Un científico danés amigo mío pasó varios meses trabajando en Sevilla y al volver a su país empezó a tener un sueño recurrente. Se veía a sí mismo empuñando una navaja barbera y levantando las faldas de la sotana a los curas con los que se cruzaba para caparlos. Como el sueño se repetía cada vez con más frecuencia visitó a un psicólogo que le dio la siguiente explicación. El danés había vivido en Sevilla en un ático del centro, cercado por varias iglesias cuyos briosos campanarios no dejaron de atronar su vivienda ni uno sólo de los días que aquí pasó, hasta el punto de que más de una vez se despertó pensando que aquellos repiques atronadores anunciaban el fin de este valle de lágrimas. El psicólogo le dijo que su empeño por capar curas había que interpretarlo como el ansia por cortar los badajos y enmudecer las campanas.
He de confesar que yo, desde que tengo memoria, he sufrido también un sueño recurrente: en la pesadilla corto trozos de un chuletón descomunal y alimento con ellos a un cura.
La historia de mi amigo danés me ha permitido, por fin, comprender el significado de mi sueño. Hasta la adolescencia yo viví al amparo de una iglesia regida por un cura innovador que cambió las campanas por un magnetófono y unos altavoces. Si bien los altavoces eran dignos de figurar en el atrezzo de cualquier grupo de heavy metal, el magnetófono distaba de ser un aparato de alta fidelidad, y el estrépito atronador que producía sonaba como las tripas de un cura hambriento.
En fin, ya ven que hay cosas que aunque se innoven no tienen arreglo.

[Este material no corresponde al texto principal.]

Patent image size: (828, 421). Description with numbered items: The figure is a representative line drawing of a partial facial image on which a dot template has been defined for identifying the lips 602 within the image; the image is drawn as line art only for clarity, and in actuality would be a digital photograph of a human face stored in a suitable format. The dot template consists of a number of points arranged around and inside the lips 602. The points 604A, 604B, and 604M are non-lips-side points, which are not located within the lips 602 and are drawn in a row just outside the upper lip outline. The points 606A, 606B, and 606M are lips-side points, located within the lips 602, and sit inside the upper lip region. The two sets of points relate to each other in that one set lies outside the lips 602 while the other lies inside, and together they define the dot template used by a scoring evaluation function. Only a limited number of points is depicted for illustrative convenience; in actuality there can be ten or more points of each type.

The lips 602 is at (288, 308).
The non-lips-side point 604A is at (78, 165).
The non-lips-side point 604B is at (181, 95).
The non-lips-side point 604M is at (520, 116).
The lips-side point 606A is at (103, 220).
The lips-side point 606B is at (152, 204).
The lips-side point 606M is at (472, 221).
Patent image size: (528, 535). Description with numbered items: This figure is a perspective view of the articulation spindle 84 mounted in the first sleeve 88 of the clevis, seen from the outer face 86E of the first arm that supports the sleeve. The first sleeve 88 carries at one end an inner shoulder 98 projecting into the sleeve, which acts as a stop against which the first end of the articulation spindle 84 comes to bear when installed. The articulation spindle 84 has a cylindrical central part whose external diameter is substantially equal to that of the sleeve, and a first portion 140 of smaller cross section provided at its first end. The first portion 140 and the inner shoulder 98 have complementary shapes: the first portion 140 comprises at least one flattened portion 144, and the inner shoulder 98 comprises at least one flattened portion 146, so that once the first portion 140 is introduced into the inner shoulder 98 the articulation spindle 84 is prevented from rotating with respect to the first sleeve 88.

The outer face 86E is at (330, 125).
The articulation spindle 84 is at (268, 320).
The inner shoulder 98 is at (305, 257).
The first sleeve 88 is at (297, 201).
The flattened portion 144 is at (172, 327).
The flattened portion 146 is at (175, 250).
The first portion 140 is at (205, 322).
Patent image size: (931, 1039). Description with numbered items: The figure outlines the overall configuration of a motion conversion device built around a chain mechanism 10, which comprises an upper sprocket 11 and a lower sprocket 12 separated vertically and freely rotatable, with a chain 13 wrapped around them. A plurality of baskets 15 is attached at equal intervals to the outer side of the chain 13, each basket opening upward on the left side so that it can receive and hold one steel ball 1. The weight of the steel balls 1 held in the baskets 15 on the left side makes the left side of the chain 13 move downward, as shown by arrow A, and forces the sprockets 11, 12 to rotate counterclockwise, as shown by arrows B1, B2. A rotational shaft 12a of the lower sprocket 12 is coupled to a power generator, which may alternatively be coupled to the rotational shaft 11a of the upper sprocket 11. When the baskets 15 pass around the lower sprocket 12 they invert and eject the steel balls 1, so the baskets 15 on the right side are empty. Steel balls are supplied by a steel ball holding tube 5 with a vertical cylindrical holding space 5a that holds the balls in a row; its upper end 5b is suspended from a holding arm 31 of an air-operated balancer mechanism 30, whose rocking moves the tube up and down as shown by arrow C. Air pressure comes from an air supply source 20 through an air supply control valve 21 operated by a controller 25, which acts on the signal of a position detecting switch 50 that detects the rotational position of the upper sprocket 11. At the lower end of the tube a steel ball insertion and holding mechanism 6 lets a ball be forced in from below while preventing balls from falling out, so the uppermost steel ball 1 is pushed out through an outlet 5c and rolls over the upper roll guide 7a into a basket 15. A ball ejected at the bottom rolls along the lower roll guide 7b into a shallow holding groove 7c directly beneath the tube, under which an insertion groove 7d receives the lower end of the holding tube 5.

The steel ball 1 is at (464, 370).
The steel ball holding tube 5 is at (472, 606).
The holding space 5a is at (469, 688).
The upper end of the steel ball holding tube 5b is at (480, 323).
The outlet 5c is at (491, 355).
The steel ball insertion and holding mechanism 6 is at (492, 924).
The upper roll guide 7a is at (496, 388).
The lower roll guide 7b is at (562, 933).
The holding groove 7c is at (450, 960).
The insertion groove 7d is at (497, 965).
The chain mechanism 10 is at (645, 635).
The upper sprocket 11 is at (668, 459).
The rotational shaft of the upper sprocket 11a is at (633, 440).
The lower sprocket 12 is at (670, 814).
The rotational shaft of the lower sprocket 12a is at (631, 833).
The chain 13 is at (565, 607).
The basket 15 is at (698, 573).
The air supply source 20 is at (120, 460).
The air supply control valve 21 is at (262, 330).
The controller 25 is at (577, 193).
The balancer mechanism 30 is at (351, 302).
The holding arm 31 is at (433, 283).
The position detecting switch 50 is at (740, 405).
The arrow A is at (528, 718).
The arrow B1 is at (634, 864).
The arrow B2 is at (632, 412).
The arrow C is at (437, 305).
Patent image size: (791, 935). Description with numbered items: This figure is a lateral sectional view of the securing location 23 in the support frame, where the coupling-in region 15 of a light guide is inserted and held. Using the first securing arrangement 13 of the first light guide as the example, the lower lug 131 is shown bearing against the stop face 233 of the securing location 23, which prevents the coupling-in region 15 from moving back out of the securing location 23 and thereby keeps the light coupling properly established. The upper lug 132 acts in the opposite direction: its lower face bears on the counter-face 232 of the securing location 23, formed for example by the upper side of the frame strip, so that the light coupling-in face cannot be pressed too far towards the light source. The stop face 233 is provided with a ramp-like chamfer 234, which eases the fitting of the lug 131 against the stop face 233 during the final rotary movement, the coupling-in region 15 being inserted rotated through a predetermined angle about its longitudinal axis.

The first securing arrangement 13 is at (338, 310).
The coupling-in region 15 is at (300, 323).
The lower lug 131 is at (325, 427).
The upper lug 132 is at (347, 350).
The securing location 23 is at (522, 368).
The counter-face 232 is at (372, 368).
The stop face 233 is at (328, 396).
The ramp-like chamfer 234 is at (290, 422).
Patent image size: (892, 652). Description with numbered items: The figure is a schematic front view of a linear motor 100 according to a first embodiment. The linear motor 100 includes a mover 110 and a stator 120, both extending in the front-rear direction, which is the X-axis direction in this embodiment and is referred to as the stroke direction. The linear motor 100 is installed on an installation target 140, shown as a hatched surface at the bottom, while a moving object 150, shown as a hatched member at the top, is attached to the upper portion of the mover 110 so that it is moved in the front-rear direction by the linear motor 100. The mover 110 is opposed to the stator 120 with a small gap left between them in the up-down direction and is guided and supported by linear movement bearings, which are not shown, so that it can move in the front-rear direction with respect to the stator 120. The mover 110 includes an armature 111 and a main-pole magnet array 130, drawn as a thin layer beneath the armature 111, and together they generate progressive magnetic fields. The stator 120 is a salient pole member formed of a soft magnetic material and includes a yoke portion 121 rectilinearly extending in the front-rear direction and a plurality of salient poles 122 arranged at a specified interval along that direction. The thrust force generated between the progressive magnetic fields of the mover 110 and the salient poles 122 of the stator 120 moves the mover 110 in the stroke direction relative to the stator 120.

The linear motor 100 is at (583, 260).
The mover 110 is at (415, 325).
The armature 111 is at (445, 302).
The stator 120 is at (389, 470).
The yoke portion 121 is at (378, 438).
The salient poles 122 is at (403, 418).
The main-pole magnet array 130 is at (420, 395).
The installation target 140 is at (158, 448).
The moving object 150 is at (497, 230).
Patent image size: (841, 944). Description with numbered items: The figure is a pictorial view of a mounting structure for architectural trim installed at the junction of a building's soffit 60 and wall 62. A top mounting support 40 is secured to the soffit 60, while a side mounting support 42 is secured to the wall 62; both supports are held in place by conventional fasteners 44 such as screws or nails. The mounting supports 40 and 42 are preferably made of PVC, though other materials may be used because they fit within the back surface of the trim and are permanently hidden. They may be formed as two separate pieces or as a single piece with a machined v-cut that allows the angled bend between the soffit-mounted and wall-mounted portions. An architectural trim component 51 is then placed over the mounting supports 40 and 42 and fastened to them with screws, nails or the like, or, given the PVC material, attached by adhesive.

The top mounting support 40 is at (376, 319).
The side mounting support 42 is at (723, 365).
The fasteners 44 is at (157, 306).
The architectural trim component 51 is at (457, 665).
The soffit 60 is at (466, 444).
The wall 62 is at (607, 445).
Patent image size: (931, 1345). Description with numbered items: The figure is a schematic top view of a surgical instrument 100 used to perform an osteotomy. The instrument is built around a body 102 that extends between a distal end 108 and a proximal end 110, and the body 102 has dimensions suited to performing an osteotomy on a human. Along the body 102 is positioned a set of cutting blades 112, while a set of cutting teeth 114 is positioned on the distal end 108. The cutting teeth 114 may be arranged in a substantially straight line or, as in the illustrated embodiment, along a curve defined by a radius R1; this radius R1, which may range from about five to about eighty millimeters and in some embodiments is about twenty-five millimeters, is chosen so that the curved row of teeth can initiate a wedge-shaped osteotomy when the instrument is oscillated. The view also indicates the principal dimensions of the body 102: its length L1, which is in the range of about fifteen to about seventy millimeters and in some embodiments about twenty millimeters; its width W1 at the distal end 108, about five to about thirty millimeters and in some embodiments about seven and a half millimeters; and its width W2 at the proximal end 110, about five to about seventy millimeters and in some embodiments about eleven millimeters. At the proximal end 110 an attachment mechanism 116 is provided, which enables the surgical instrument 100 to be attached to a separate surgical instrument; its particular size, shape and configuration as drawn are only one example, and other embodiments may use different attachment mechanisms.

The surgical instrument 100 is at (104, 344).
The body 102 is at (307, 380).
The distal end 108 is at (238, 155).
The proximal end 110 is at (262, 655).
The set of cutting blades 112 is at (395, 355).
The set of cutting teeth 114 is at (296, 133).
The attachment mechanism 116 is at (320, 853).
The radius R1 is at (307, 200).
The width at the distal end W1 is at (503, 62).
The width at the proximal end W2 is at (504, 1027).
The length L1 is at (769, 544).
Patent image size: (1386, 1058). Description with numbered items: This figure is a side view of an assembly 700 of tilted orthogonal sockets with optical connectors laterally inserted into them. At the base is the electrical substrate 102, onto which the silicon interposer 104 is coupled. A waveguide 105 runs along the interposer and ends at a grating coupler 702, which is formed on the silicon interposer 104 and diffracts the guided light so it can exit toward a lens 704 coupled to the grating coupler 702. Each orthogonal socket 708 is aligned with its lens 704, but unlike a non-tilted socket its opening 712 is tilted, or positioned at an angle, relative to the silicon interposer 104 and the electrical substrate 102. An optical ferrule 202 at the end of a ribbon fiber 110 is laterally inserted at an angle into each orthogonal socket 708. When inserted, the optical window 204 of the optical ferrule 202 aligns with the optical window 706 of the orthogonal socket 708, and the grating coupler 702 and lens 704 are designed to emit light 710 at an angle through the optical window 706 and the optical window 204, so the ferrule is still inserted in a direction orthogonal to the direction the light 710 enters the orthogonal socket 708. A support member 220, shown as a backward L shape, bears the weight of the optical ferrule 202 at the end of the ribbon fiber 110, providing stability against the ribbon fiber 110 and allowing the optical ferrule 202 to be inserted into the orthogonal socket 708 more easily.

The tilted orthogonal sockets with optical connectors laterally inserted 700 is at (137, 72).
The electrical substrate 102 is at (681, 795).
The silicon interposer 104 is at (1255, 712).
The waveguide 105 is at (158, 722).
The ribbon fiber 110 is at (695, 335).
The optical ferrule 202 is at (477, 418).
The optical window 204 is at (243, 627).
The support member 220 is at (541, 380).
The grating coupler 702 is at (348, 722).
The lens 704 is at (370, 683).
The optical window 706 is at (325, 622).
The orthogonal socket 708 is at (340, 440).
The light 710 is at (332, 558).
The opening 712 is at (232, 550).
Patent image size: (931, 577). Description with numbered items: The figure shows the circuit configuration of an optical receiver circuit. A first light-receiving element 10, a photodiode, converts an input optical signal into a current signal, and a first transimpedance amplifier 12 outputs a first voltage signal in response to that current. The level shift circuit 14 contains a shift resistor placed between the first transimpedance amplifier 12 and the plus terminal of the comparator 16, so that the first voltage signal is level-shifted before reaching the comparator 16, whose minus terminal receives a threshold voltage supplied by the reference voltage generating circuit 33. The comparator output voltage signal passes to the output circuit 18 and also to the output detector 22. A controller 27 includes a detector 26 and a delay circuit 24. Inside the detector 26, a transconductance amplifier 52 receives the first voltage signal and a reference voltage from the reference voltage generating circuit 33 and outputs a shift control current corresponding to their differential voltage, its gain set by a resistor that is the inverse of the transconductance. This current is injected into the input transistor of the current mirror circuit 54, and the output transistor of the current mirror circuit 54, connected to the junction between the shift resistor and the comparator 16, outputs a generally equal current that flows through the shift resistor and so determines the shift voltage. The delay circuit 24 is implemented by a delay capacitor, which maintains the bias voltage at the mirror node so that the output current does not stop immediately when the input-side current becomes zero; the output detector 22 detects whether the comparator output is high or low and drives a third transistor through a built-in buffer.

Una empresa de Taiwán ha desarrollado un inhibidor de campanas que, utilizado a la máxima potencia, sirve también como inhibidor de curas. El problema es que funciona con unas pilas especiales que, a requerimiento del cardenal y las asociaciones de consumidores, han prohibido el Ayuntamiento de Sevilla y la Junta de Andalucía. Parece ser que las pilas había que instalarlas en el cerebro y eso no figura en la Segunda Modernización y transgrede los mandamientos de la Santa Madre Iglesia.